Sul sito del Vaticano c’è la versione online del Catechismo della Chiesa Cattolica con una pagina dedicata a ciascun comandamento.

Nella pagina del primo comandamento (clicca qui) è riportato il brano integrale dell’Esodo da cui il comandamento (Non avrai altro Dio all’infuori di me) è stato tratto:

Io sono il Signore, tuo Dio, che ti ho fatto uscire dal paese d’Egitto, dalla condizione di schiavitù: non avrai altri dei di fronte a me. Non ti farai idolo né immagine alcuna di ciò che è lassù nel cielo, né di ciò che è quaggiù sulla terra, né di ciò che è nelle acque sotto la terra. Non ti prostrerai davanti a loro e non li servirai.

Si tratta, lo ripetiamo, del capitolo 20 dell’Esodo, versetti dal 2 al 5.

Stesso discorso vale per il secondo comandamento (clicca qui). In questo caso (Non nominare il nome di Dio invano) è praticamente identico al brano corrispondente dell’Esodo:

Non pronuncerai invano il nome del Signore, tuo Dio.

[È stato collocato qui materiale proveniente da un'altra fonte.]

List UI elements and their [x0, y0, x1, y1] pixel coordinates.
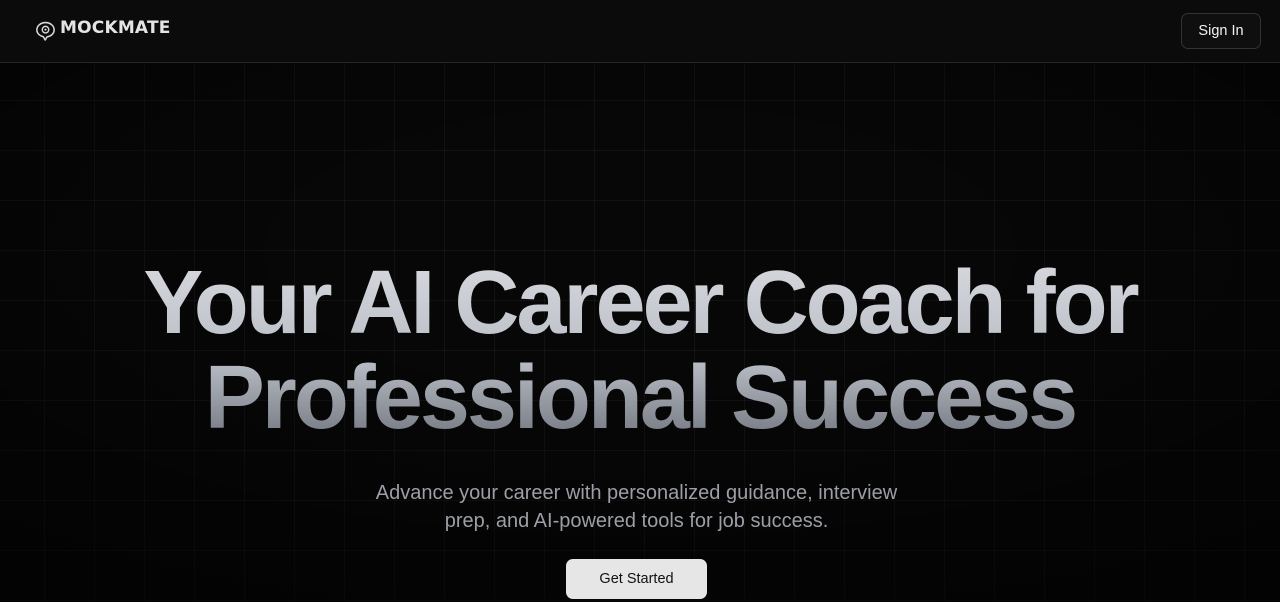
sign-in-button[interactable]: Sign In — [1181, 13, 1261, 49]
landing-page: MOCKMATE Sign In Your AI Career Coach fo… — [0, 0, 1280, 602]
top-navbar: MOCKMATE Sign In — [0, 0, 1280, 63]
headline-line-1: Your AI Career Coach for — [143, 253, 1137, 353]
subtitle-line-1: Advance your career with personalized gu… — [375, 482, 898, 504]
hero-headline: Your AI Career Coach for Professional Suc… — [0, 256, 1280, 446]
subtitle-line-2: prep, and AI-powered tools for job succe… — [444, 510, 829, 532]
get-started-button[interactable]: Get Started — [566, 559, 707, 599]
chat-bubble-icon — [36, 21, 55, 41]
hero-section: Your AI Career Coach for Professional Suc… — [0, 63, 1280, 602]
brand-name: MOCKMATE — [60, 18, 171, 38]
headline-line-2: Professional Success — [204, 348, 1076, 448]
brand-logo[interactable]: MOCKMATE — [34, 18, 171, 44]
hero-subtitle: Advance your career with personalized gu… — [340, 479, 933, 535]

È il versetto 7 del capitolo 20 dell’Esodo.

Il lettore attento avrà notato che il versetto 6 dell’Esodo non viene fatto rientrare né nel primo comandamento, che termina al versetto 5, né nel secondo comandamento, che inizia con il versetto 7. Per la precisione il brano del primo comandamento, come vedremo, viene tagliato a metà del versetto 5. Quindi il Catechismo e la tradizione della Chiesa, per qualche motivo, hanno deciso di saltare un versetto e mezzo (la seconda parte di Esodo 20,5 e tutto Esodo 20,6).

Perché? Forse si tratta di passi irrilevanti? O forse sono frasi poco convenienti? Il brano censurato, è questo:

Perché io, il Signore, tuo Dio, sono un Dio geloso, che punisce la colpa dei padri nei figli fino alla terza e alla quarta generazione, per coloro che mi odiano, ma che dimostra la sua bontà fino a mille generazioni, per quelli che mi amano e osservano i miei comandamenti.

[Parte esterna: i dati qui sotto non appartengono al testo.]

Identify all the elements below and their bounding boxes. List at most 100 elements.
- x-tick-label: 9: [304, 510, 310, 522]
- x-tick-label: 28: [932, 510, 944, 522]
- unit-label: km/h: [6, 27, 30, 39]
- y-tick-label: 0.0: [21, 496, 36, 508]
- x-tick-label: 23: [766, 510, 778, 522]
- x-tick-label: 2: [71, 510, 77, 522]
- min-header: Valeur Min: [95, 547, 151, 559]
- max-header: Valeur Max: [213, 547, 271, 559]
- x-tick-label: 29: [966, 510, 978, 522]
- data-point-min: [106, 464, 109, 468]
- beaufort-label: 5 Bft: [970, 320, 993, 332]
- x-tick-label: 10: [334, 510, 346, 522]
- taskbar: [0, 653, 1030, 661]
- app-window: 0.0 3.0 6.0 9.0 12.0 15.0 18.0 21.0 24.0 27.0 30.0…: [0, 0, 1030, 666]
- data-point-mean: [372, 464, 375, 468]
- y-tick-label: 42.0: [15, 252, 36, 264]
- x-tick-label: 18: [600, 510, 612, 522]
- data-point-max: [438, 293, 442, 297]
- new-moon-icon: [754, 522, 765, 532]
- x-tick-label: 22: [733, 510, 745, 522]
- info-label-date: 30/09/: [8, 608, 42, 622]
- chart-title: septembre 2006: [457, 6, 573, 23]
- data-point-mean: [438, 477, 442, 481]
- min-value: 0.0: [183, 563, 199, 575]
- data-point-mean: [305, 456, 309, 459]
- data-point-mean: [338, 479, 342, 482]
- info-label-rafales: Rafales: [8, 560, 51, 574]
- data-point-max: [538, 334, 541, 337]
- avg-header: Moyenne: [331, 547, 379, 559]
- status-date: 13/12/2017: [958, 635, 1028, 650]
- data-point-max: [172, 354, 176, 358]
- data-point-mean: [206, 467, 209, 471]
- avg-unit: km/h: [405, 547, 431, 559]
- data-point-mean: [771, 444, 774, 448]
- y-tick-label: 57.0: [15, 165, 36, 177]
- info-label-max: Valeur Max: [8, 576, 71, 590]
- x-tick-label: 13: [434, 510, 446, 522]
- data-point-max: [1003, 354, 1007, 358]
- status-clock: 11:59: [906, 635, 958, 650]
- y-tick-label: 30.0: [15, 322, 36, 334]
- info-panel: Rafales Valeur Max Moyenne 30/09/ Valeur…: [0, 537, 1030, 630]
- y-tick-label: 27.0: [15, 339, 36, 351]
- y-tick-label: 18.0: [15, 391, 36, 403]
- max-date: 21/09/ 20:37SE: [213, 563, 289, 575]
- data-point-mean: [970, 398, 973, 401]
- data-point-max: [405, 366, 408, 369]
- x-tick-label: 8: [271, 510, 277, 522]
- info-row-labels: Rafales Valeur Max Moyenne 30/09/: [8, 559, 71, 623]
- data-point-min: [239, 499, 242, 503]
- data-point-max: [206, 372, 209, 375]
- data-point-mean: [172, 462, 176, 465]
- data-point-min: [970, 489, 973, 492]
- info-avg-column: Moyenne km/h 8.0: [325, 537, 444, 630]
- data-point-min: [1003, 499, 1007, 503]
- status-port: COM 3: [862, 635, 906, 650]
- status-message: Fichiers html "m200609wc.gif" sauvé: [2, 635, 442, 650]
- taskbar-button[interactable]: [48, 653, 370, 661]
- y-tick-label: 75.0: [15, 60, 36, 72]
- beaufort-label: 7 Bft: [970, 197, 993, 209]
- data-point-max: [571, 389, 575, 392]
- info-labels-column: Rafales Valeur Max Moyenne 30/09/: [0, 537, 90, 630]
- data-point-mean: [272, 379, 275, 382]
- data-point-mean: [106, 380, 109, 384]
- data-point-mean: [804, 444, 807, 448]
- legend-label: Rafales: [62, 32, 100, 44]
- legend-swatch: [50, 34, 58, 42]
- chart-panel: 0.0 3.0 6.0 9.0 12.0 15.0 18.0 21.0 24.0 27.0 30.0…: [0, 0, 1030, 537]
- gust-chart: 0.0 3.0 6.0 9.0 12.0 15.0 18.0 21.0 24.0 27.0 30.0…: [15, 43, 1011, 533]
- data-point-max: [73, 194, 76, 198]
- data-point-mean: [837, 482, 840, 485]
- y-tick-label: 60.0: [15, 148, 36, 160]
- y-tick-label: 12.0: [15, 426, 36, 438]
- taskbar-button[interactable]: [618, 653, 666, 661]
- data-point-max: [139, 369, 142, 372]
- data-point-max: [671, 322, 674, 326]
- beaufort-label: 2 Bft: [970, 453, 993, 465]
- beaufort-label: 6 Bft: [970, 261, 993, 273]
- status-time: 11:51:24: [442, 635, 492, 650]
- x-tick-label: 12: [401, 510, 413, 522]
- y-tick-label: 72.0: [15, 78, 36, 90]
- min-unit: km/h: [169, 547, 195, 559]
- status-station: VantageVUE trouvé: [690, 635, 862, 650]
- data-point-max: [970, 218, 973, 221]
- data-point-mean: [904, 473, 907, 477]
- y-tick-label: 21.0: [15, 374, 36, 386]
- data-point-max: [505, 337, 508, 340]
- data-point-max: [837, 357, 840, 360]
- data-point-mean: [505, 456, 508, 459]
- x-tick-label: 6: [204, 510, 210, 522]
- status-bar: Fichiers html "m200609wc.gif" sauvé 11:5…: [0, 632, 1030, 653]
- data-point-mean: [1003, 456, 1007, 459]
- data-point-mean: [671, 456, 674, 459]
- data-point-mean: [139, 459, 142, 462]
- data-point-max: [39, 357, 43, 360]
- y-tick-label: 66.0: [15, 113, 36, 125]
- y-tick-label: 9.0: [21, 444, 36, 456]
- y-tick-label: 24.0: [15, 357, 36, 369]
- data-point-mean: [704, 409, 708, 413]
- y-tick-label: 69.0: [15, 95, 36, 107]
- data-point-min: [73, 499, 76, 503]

Più che irrilevanti, sembrano concetti sconvenienti. Già sant’Agostino si era scervellato parecchio su cosa potesse significare che Dio punisce la colpa dei padri nei figli fino alla terza e alla quarta generazione. Anche teologi contemporanei come André-Marie Dubarle hanno riflettuto molto su questa frase.

È difficile razionalizzare l’idea che un Dio geloso possa punire i figli e i nipoti innocenti di un peccatore. Dato che pure i teologi faticano a spiegarselo, meglio che i fedeli sprovveduti non la leggano proprio, così hanno un pensiero in meno. La sfortuna, però, ha voluto che questa frase sconveniente capitasse proprio lì, in uno dei testi più famosi di tutta la Bibbia: all’interno dei 10 comandamenti e, come se non bastasse, tra il primo e il secondo!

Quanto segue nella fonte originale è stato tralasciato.